The moderator may have control over the public layers (i.e., first layer and fourth layer), whereas the private layers (e.g., second layer and third layer) may be solely controlled by each participant. This allows each participant to maintain their perspective of the presentation, save useful notes in association with the appropriate slides viewed on the first layer, and save those notes in a useful manner.
In one embodiment, a method is disclosed, comprising displaying a real-time presentation on a real-time presentation layer, the real-time presentation comprising at least a visual portion; detecting a user input; capturing, in response to the detected user input, an image substantially corresponding to the real-time presentation layer and displaying the image in an annotation layer; enabling a user to provide annotations on the annotation layer; and displaying the annotation layer on top of the real-time presentation layer.
In another embodiment, a computing system is disclosed, comprising: a network interface operable to receive a real-time presentation comprising at least a visual portion; a video display component; a user input component; and a processor operable to display the visual portion in a real-time presentation layer, capture an image substantially corresponding to the real-time presentation layer in response to a user input on the user input component, display the image in an annotation layer, receive user inputs associated with an annotation on the annotation layer, and display the annotation layer in front of the real-time presentation layer.
In yet another embodiment, a non-transitory medium is disclosed having thereon instructions that when read by a machine cause the machine to: display a real-time presentation on a real-time presentation layer, the real-time presentation comprising at least a visual portion; detect a user input; capture, in response to the detected user input, an image substantially corresponding to the real-time presentation layer and displaying the image in an annotation layer; enable a user to provide annotations on the annotation layer; and display the annotation layer on top of the real-time presentation layer.
The phrases “at least one,” “one or more,” and “and/or” are open-ended expressions that are both conjunctive and disjunctive in operation. For example, each of the expressions “at least one of A, B and C,” “at least one of A, B, or C,” “one or more of A, B, and C,” “one or more of A, B, or C” and “A, B, and/or C” means A alone, B alone, C alone, A and B together, A and C together, B and C together, or A, B and C together.
The term “a” or “an” entity refers to one or more of that entity. As such, the terms “a” (or “an”), “one or more” and “at least one” can be used interchangeably herein. It is also to be noted that the terms “comprising,” “including,” and “having” can be used interchangeably.
The term “automatic” and variations thereof, as used herein, refers to any process or operation done without material human input when the process or operation is performed. However, a process or operation can be automatic, even though performance of the process or operation uses material or immaterial human input, if the input is received before performance of the process or operation. Human input is deemed to be material if such input influences how the process or operation will be performed. Human input that consents to the performance of the process or operation is not deemed to be “material.”
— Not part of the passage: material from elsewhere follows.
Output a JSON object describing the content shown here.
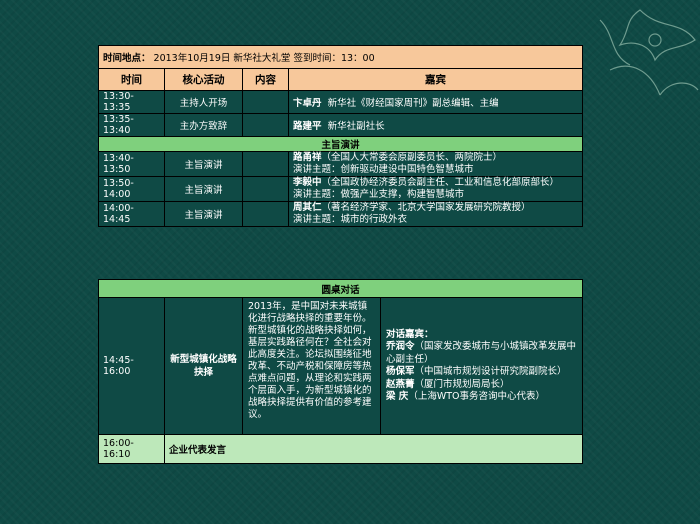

The term “computer-readable medium” as used herein refers to any tangible storage that participates in providing instructions to a processor for execution. Such a medium may take many forms, including but not limited to, non-volatile media, volatile media, and transmission media. Non-volatile media includes, for example, NVRAM, or magnetic or optical disks. Volatile media includes dynamic memory, such as main memory. Common forms of computer-readable media include, for example, a floppy disk, a flexible disk, hard disk, magnetic tape, or any other magnetic medium, magneto-optical medium, a CD-ROM, any other optical medium, punch cards, paper tape, any other physical medium with patterns of holes, a RAM, a PROM, and EPROM, a FLASH-EPROM, a solid state medium like a memory card, any other memory chip or cartridge, or any other medium from which a computer can read. When the computer-readable media is configured as a database, it is to be understood that the database may be any type of database, such as relational, hierarchical, object-oriented, and/or the like. Accordingly, the disclosure is considered to include a tangible storage medium and prior art-recognized equivalents and successor media, in which the software implementations of the present disclosure are stored.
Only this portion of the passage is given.